I turned and looked up at the looming superstructure of the Parachute Jump, Coney Island’s central icon and, from now on, its quintessential symbol of impotence. For although it was scheduled to open again in the spring, the rumor was it would be its last season. At least they wouldn’t be tearing the damn thing down with the rest of Steeplechase Park. No, this was Brooklyn. We liked our scars. We wore our failures with pride. We lived in a world of what used to be, and what would be no more. Too bad they had bulldozed Ebbets Field. They should have packed it up brick by brick and rebuilt it in Coney Island at the foot of the Jump. Two follies, side by side: a parachute jump with no parachutes, a baseball stadium with no team. Greek tragedy? Nah, a freak show. We always did like our freak shows in Coney Island.
“Hey, you Moe? You Moe?” a raspy whisper cut through the wind.

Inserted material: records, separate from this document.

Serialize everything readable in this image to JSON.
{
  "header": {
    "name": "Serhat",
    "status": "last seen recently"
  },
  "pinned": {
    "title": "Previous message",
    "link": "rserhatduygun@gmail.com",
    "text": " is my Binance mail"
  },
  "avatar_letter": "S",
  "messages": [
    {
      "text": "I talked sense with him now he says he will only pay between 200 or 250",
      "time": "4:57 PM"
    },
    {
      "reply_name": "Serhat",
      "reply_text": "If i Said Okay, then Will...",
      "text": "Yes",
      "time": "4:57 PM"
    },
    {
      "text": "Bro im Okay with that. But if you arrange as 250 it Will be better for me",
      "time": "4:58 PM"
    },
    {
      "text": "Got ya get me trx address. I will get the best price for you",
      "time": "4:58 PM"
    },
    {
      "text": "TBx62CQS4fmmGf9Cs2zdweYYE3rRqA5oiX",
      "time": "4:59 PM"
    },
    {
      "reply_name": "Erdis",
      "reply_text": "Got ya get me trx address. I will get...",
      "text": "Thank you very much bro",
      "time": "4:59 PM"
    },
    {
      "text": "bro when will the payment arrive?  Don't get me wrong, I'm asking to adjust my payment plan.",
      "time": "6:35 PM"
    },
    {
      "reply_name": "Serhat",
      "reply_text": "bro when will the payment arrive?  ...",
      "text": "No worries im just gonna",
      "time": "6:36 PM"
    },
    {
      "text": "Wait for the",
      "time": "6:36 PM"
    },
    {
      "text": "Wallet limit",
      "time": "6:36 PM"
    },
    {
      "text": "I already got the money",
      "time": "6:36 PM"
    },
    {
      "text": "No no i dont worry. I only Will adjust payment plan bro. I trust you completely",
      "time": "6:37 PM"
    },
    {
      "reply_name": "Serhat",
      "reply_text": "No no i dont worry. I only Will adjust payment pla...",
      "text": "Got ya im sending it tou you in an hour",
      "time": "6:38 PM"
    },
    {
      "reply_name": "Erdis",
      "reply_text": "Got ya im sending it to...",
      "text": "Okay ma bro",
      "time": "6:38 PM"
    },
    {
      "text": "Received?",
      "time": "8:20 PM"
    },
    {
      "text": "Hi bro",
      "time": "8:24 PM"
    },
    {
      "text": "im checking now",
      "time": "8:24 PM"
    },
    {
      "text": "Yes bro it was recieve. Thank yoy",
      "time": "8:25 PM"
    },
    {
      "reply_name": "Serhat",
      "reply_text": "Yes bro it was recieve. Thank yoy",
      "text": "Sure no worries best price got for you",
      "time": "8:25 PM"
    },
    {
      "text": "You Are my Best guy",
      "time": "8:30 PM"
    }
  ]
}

I tilted my head back to earth and saw him standing there. To call him thin would have been high understatement. He was positively skeletal. If he hadn’t been as tall as I was, he might’ve been able to shop in the boys’ department at John’s Bargain Store. Maybe it was the lighting, but his skin had a yellow quality to it. When I noticed his beak-like nose running and caught a glimpse of the lit cigarette he held between his fidgety fingers, I decided the sickly shade of his skin wasn’t a trick of the light. If it was possible, this guy was even more fidgety than Lids. He moved so much he would have made a hummingbird cross-eyed. But unlike Lids, this guy needed a drink or a joint, not shock therapy. His gesticulations aside, it didn’t take a genius to see he was nervous about being here and that he’d rather be somewhere else, anywhere else. Still, Lids had gotten him to show up.
“Yeah,” I said, “I’m Moe. And you are …?”
“Sick, man. I’m sick.”
I was slow on the uptake. “I’m sorry to hear it, but I was asking for your name.”